Na verdade, o Rubens ficou desapontado e escreveu o artigo com bastante sinceridade, ainda com a cabeça "quente" depois daquela palestra. Entendo perfeitamente ele.


____________________________

Justamente por que o Rubens cita o Crimp e, por isso, me veio a pergunta: por que no Brasil quase nunca se cita o Crimp? Exatamente, por que ele dá nome aos bois... A Krauss pouco escreve sobre a vida institucional, fica mais na história da arte e, por isso, há menos questionamento das idiossincrasias do sistema da arte... Você vê o Crimp participando em debate em galeria comercial? etc...

Um abraço


_______________________________

Regina,

me lembro de uma frase lida em um artigo de um jornalista, que se queixava de torcicolo, por tanto olhar para as pessoas que tinham virado da esquerda para a direita.

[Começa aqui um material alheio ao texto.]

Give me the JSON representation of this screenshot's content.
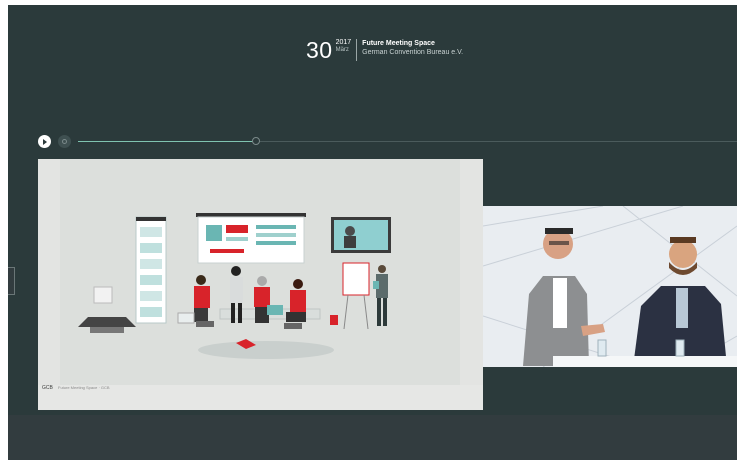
{
  "header": {
    "day": "30",
    "year": "2017",
    "month": "März",
    "event_title": "Future Meeting Space",
    "event_subtitle": "German Convention Bureau e.V."
  },
  "player": {
    "progress": 0.27
  },
  "slide": {
    "logo_text": "GCB",
    "footer_text": "Future Meeting Space · GCB"
  },
  "colors": {
    "background": "#2b3a3b",
    "accent_progress": "#7fc3b0",
    "brand_red": "#d8232a",
    "teal": "#6ab6b3"
  },
  "icons": {
    "play": "play-icon",
    "volume": "volume-icon",
    "scrub": "scrub-handle"
  }
}
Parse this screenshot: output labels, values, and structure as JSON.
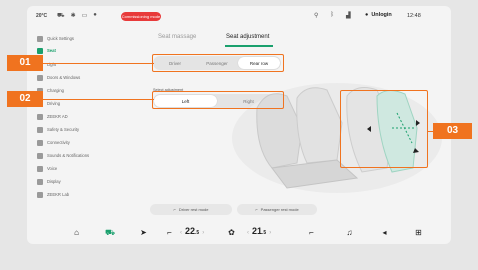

o texto de seu amigo vai na mesma direção.

gosto do percurso dos artistas que começam imitando seus mestres e vão pouco a pouco se libertando deles até inventarem um estilo próprio, único, conquistando uma assinatura própria. no rumo inverso estão os que se apresentam como revolucionários na juventude e se tornam com o tempo seres da situação, reproduzindo os valores da sociedade capitalista. triste percurso. parece ter sido este o caminho de Vito Acconci.

abs,


______________________________

Durante todo o tempo - até hoje - sempre tive um compromisso (para além de outros): nunca falar mal de alguém. Posso defender posições, o que é outra coisa. Quando não gosto de um trabalho, guardo silêncio. Manifesto-me apenas quando há crime. E crime é a mentira.
Parece ser essa a posição do Rubens em relação ao Vito.
Mas, como eu poderia julgar?

...

Quando colocamos no papel, projetamos o tempo.
Isso vale tanto para os nossos contemporâneos, como para Cícero.
Assim, minha querida Regina - talvez o estremecimento da tua alma tenha tocado este teu irmão. Ora, não é esse o significado mais profundo do Yom Kippur? Revelar a alma.
Ficam estes pensamentos entre nós.
Muitos beijos,


_______________________________

acho o texto otimo...adoro ver pessoas que pensam por si mesmas...eu tambem gostava muito dele, e tenho minhas questoes...nada de julgamentos, apenas talvez valores e prioridades diferentes...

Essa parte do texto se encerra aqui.